Solved: Dashboard SSO with SAML and Azure AD - Consumer URL broken?

tkovac · ‎03-21-2022

I've been trying to configure SAML for management login and followed Configuring SAML SSO with Azure AD - Cisco Meraki

Going to dashboard.meraki.com just goes to the logon page and SSO never initiates.

When I click Test from Azure it logs me in fine.

There are no options in Meraki Dashboard to add the Login URL, Azure AD Identifier or Logout URL from Azure.

Is anyone able to tell me what I'm missing here?

Thanks.

Bruce · ‎03-22-2022

The issue is this statement in the document…

You can’t do a SAML login from the Service Provider (I.e. the Dashboard). You need to login through the identity provider (IdP) and it should then redirect you to the Dashboard and pass the SAML token in the process.

View solution in original post

Bruce · ‎03-22-2022

The issue is this statement in the document…

You can’t do a SAML login from the Service Provider (I.e. the Dashboard). You need to login through the identity provider (IdP) and it should then redirect you to the Dashboard and pass the SAML token in the process.

tkovac · ‎03-22-2022

Thanks @Bruce - is that the URL that Azure gives?

When I try that I get this:

Sorry, but we’re having trouble signing you in.

AADSTS750054: SAMLRequest or SAMLResponse must be present as query string parameters in HTTP request for SAML Redirect binding.

tkovac · ‎03-24-2022

I have found the full URL that Azure uses but as yet have been unable to turn this into a useable seamless link.

Thanks for the help anyway.

DaSz · ‎10-10-2022

You have to separately configure Service Provider-initiated SAML to do SSO from the dashboard, see https://documentation.meraki.com/General_Administration/Managing_Dashboard_Access/SP-Initiated_SAML_...

tkovac · ‎10-10-2022

Thanks - I will check this out when I get some time and report back.

Dudleydogg · ‎12-03-2022

I setup 2 dashboards one works perfectly, and the other one goes through the redirect process then Just lands on the Meraki page with a dialog that says "TRUE" and never goes to the dashboard, Test from the Azure portal are all Green. Thoughts or suggestions?

Aaron_Kennedy · ‎02-12-2023

I ran into this issue today. It turns out that any account that tries to use SAML/SSO access to Meraki dashboard cannot have the same email address (username) as an already existing Meraki dashboard account.

As soon as I configured a different administrative account in Azure for write access to Meraki dashboard, that account was able to progress through the SSO process and get deposited in the dashboard without landing on the "true" page.

tkovac · ‎02-12-2023

Thanks @Aaron_Kennedy , just tried this and it worked when using the direct link but it still doesn't work from the dashboard as @Bruce stated.

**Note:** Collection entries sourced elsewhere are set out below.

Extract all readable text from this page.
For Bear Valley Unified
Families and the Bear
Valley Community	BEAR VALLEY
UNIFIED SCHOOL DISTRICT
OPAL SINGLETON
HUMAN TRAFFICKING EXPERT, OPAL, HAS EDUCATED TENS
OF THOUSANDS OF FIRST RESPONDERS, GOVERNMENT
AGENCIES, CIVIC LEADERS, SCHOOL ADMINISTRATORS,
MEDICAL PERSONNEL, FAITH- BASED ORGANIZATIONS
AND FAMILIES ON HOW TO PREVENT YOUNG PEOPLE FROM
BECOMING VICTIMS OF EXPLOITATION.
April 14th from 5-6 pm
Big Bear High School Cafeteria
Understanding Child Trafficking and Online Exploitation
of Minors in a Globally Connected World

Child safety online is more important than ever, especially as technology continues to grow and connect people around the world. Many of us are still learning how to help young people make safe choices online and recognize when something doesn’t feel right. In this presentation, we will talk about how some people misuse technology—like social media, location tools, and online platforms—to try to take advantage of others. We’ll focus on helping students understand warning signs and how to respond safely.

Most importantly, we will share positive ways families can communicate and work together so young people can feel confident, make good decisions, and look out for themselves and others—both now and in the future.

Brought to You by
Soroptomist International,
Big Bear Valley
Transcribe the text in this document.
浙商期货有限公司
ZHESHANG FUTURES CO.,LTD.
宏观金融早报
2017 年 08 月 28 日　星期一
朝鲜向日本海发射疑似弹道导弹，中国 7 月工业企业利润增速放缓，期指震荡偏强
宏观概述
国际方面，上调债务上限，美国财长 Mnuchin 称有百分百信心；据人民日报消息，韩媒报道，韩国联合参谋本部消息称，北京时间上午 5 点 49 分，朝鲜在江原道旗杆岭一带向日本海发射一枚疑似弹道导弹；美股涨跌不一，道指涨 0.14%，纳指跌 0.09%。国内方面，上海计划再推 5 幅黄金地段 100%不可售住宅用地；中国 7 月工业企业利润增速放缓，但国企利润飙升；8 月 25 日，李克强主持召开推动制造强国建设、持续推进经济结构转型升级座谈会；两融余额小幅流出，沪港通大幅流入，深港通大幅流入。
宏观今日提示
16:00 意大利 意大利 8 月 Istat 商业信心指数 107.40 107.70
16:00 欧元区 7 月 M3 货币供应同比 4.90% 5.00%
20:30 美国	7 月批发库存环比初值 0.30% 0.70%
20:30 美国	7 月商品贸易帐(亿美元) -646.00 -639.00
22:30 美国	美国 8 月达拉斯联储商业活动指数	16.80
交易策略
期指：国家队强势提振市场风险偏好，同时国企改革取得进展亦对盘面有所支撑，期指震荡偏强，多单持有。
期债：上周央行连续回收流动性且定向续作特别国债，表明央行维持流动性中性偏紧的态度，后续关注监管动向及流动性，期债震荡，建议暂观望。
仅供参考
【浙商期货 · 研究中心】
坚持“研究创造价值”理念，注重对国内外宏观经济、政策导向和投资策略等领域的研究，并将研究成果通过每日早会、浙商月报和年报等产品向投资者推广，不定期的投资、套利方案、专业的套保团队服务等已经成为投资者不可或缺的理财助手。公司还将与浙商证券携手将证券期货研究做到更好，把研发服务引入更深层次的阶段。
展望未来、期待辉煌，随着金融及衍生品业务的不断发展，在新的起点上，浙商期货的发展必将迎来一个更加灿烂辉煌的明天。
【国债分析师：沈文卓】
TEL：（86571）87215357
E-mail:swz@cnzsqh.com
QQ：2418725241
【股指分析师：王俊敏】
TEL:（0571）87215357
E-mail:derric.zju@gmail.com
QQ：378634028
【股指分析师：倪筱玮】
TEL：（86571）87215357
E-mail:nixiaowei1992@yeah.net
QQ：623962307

I can't really see the benefit of it until it does work from the dashboard.

C3SGInc · ‎12-14-2022

Has anyone been able to get the SP-Initiated SAML SSO to work? I can get the test to work and then went through the guide to add SP-Initiated. I go to the url for my subdomain and select SSO and get directed to my AAD login, complete the login but then get an error that my application identifier was not found in the directory.

Any ideas?

tkovac · ‎02-12-2023

Looks like nothing has changed since @Bruce posted the solution here. Just tried this morning and still can't do it from SP.

Aaron_Kennedy · ‎02-13-2023

I also had some issues with SP when I tried to set it up. I was able to get IdP working easily, but the SP process was still broken (and some necessary configuration elements were missing from Organization-->Settings in the dashboard).

But then I found a toggle button in the Organization-->Early Access section of dashboard where I could turn on SAML SSO. After flipping that toggle button, the required configuration options showed up in the dashboard settings and I could complete the SP setup process and get it working properly.

CHTL-User · ‎08-08-2023

This was really useful - I had all of the same problems and got it working.

A couple of sticking points - I finally found the User access URL for ldP initiated access under Meraki Dashboard App > Properties. That worked fine.

After enabling SP-initiated SAML, I got the same message as @C3SGInc (Application with identifier xxxx not found in directory) - I had to add an additional Identifier under Meraki Dashboard App > Single sign-on > Basic SAML Config specifying https://[organisation].sso.meraki.com. After that, it worked.

Otherwise, I followed the KB articles and advice in this post and got there in the end. Thanks.